Histoire de Codeco n°16

Conférence de presse du 26 octobre 2021

618 jours depuis la conférence de presse du 15 avril 2020, où nous introduisions dans la salle « une question biaisée politiquement », ce qui « n’est pas l’habitude des journalistes », dixit Sophie Wilmès. L’habitude des journalistes, c’est en effet de poser les questions que les politiciens attendent et de commenter leurs décisions, plutôt de chercher la vérité. Pas question de déranger, les médias de masse ne jouent aucunement le rôle de 4ème pouvoir, mais s’emploient à fabriquer le consentement. N’étant pas adepte de ces collusions, le pouvoir politique nous fermera les portes des conférences de presse pendant plus de huit mois. C’était sans compter sur notre détermination…

Tous les lundis, mercredis et vendredis, Kairos publiera les 17 conférences de presse auxquelles nous avons assisté. Plus de 20 questions restées sans réponse. En face, pas de doutes, de questionnements, de volonté de comprendre, mais une fin fixée, rigide, qui justifie tous leurs moyens.

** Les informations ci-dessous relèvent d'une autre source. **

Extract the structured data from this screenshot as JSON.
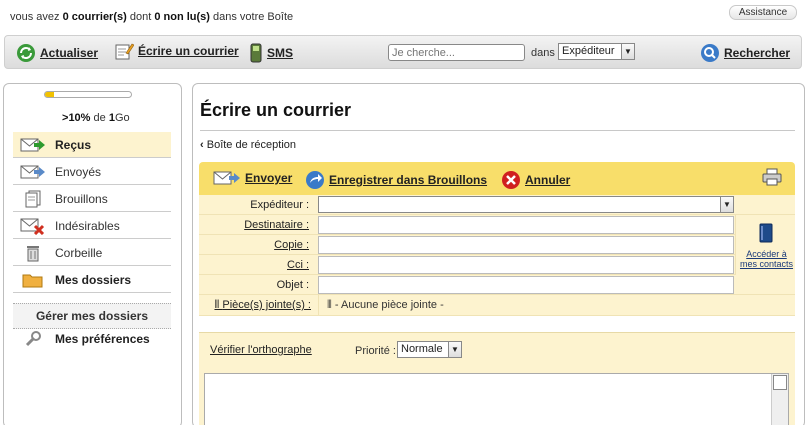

Imaginez un seul instant si toutes ces questions avaient été débattues démocratiquement. Pensez-vous que nous en serions là aujourd’hui ?

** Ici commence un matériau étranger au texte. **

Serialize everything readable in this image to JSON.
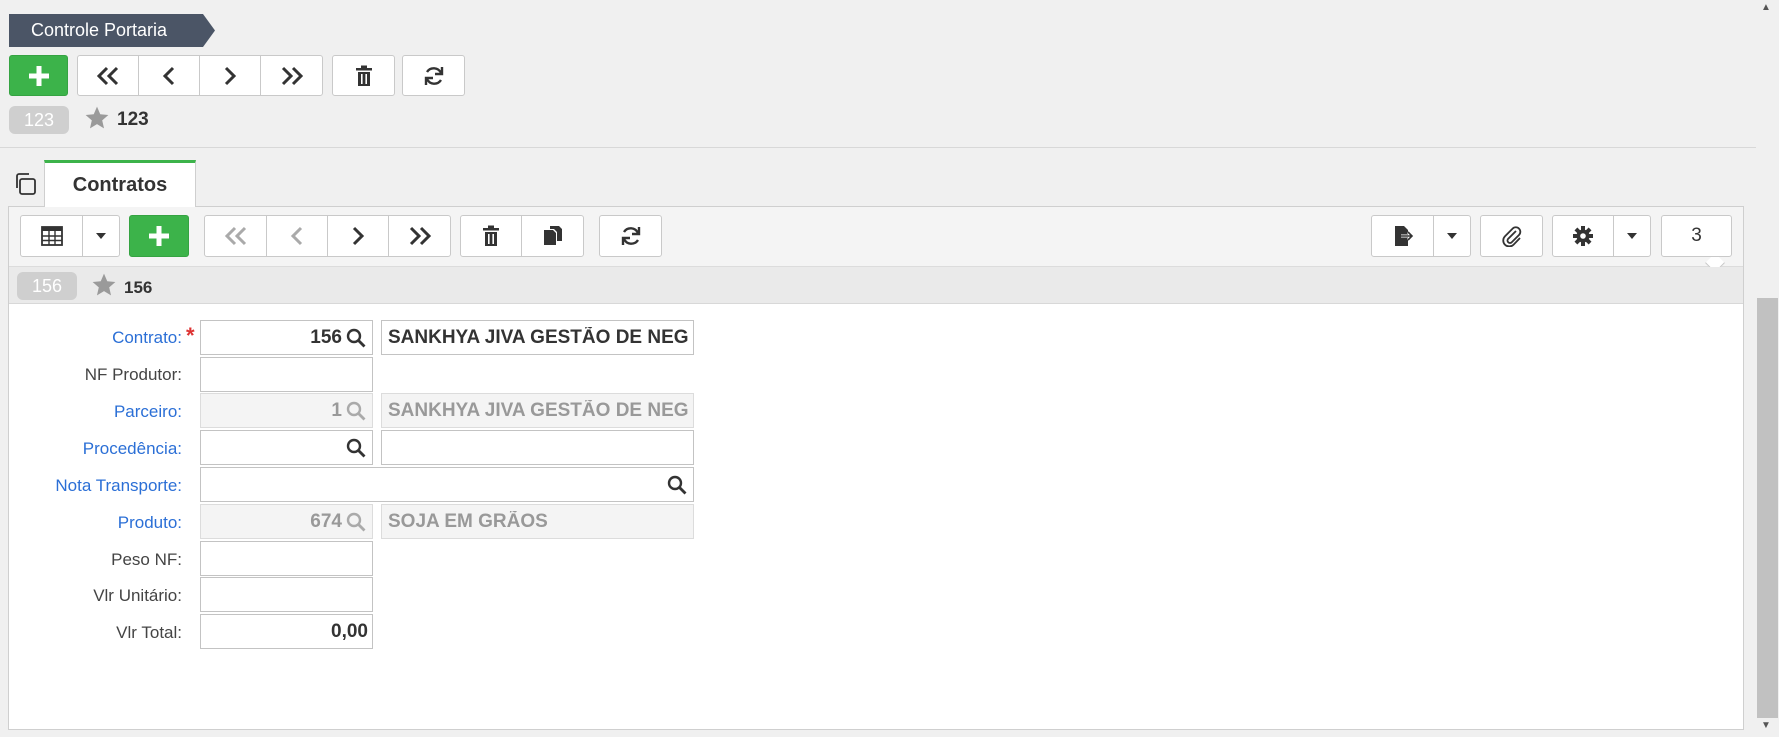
{
  "breadcrumb": {
    "title": "Controle Portaria"
  },
  "top_id": {
    "badge": "123",
    "value": "123"
  },
  "tab": {
    "label": "Contratos"
  },
  "detail_id": {
    "badge": "156",
    "value": "156"
  },
  "counter": {
    "value": "3"
  },
  "form": {
    "contrato": {
      "label": "Contrato:",
      "code": "156",
      "desc": "SANKHYA JIVA GESTÃO DE NEG"
    },
    "nf_produtor": {
      "label": "NF Produtor:",
      "value": ""
    },
    "parceiro": {
      "label": "Parceiro:",
      "code": "1",
      "desc": "SANKHYA JIVA GESTÃO DE NEG"
    },
    "procedencia": {
      "label": "Procedência:",
      "code": "",
      "desc": ""
    },
    "nota_transporte": {
      "label": "Nota Transporte:",
      "value": ""
    },
    "produto": {
      "label": "Produto:",
      "code": "674",
      "desc": "SOJA EM GRÃOS"
    },
    "peso_nf": {
      "label": "Peso NF:",
      "value": ""
    },
    "vlr_unitario": {
      "label": "Vlr Unitário:",
      "value": ""
    },
    "vlr_total": {
      "label": "Vlr Total:",
      "value": "0,00"
    }
  },
  "required_mark": "*",
  "colors": {
    "accent": "#3cb34a",
    "breadcrumb": "#4b5566",
    "link": "#2b6fd6"
  }
}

-Alexandre Penasse : Vous me permettrez d’enlever mon masque, j’ai du mal à respirer. Je ferai comme vous… Monsieur Vandenbroucke a reçu récemment un courrier lui indiquant notamment que la vaccination des soignants et des jeunes était inutile et contre productive car elle ne permet ni de prévenir la contamination, ni de réduire la charge virale des personnes. Je vous cite un rapide exemple qui n’est pas une tartufferie : Le 23 septembre, l’Irish Examiner annonçait que, dans la ville de Waterford, 99,7 % des plus de 18 ans étaient complètement vaccinés. C’est le chiffre le plus haut d’Europe. Pourtant, le 11 octobre, Waterford News and Star annonce que la ville a le plus haut taux d’incidence d’Irlande. Je vous pose la question : le Covid Safe Ticket est-il inutile dès lors qu’il favorise la contamination ? Et c’est prouvé.

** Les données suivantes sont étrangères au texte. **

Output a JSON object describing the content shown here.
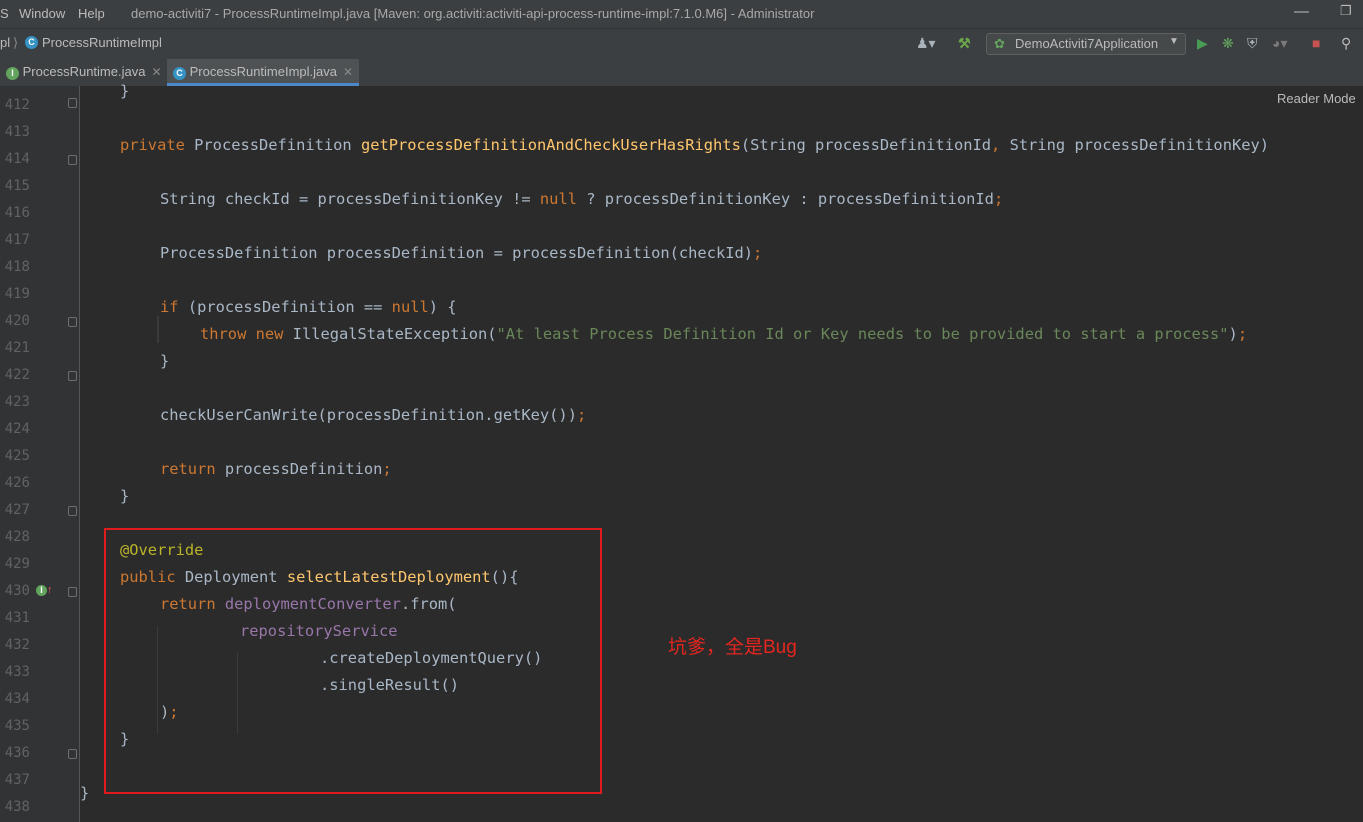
{
  "menu": [
    "S",
    "Window",
    "Help"
  ],
  "window_title": "demo-activiti7 - ProcessRuntimeImpl.java [Maven: org.activiti:activiti-api-process-runtime-impl:7.1.0.M6] - Administrator",
  "breadcrumb": {
    "parent": "pl",
    "current": "ProcessRuntimeImpl"
  },
  "run_config": "DemoActiviti7Application",
  "tabs": [
    {
      "label": "ProcessRuntime.java",
      "active": false
    },
    {
      "label": "ProcessRuntimeImpl.java",
      "active": true
    }
  ],
  "reader_mode": "Reader Mode",
  "line_numbers": [
    "412",
    "413",
    "414",
    "415",
    "416",
    "417",
    "418",
    "419",
    "420",
    "421",
    "422",
    "423",
    "424",
    "425",
    "426",
    "427",
    "428",
    "429",
    "430",
    "431",
    "432",
    "433",
    "434",
    "435",
    "436",
    "437",
    "438"
  ],
  "note": "坑爹，全是Bug",
  "colors": {
    "accent": "#4a88c7",
    "highlight_box": "#e01b1b",
    "note": "#e5261f"
  }
}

-Frank Vandenbroucke : Soyons clair : sans les vaccins, on assisterait à une catastrophe sanitaire, économique et sociale inédite. Donc le risque de contamination et le risque d’hospitalisation est réduit de façon très très très significatif quand on est vacciné. Mais comme je l’ai déjà dit, c’est un peu comme un parapluie. Les vaccins sont un parapluie excellent qui protège contre la pluie. Mais s’il pleut fortement, s’il continue à pleuvoir, s’il vente, il y a des gens même avec des parapluies qui sont mouillés. C’est rare, mais ça arrive. Et c’est ce qu’on vit maintenant. Donc, il y a trop de virus. Mais grâce à la vaccination, on est pas dans une situation catastrophique, mais il faut réduire la circulation du virus. En ce qui concerne le Covid Safe Ticket, soyons très clair : évidemment, ce n’est pas une sécurité absolue. Il n’y a aucune sécurité absolue. Et donc, comme le Premier Ministre l’a dit, il faut combiner les sécurités et il faut aussi compter sur le bon sens. Et je répète l’exemple : un organisateur d’un évènement public très réduit, 45 personnes, il peut utiliser le Covid Safe Ticket. Maintenant c’est clair. Et je crois qu’il y a beaucoup d’organisateurs qui préfèrent cela parce que ça crée quand même un peu plus de sécurité. Si en même temps, vous assistez à un évènement où il y a le Covid Safe Ticket, ça ne veut pas dire qu’il ne faut pas ventiler. Donc il faut combiner les mesures de sécurité. C’est l’addition des mesures de sécurité qui est la formule gagnante. Et donc, arrêtons des débats clichés, des débats simplistes tant sur la vaccination, le Covid Safe Ticket, la ventilation, le port du masque. Il n’y a aucun instrument qui est un silver bullet et qui réduit le risque à zéro, ça n’existe pas. Il y a la combinaison des instruments.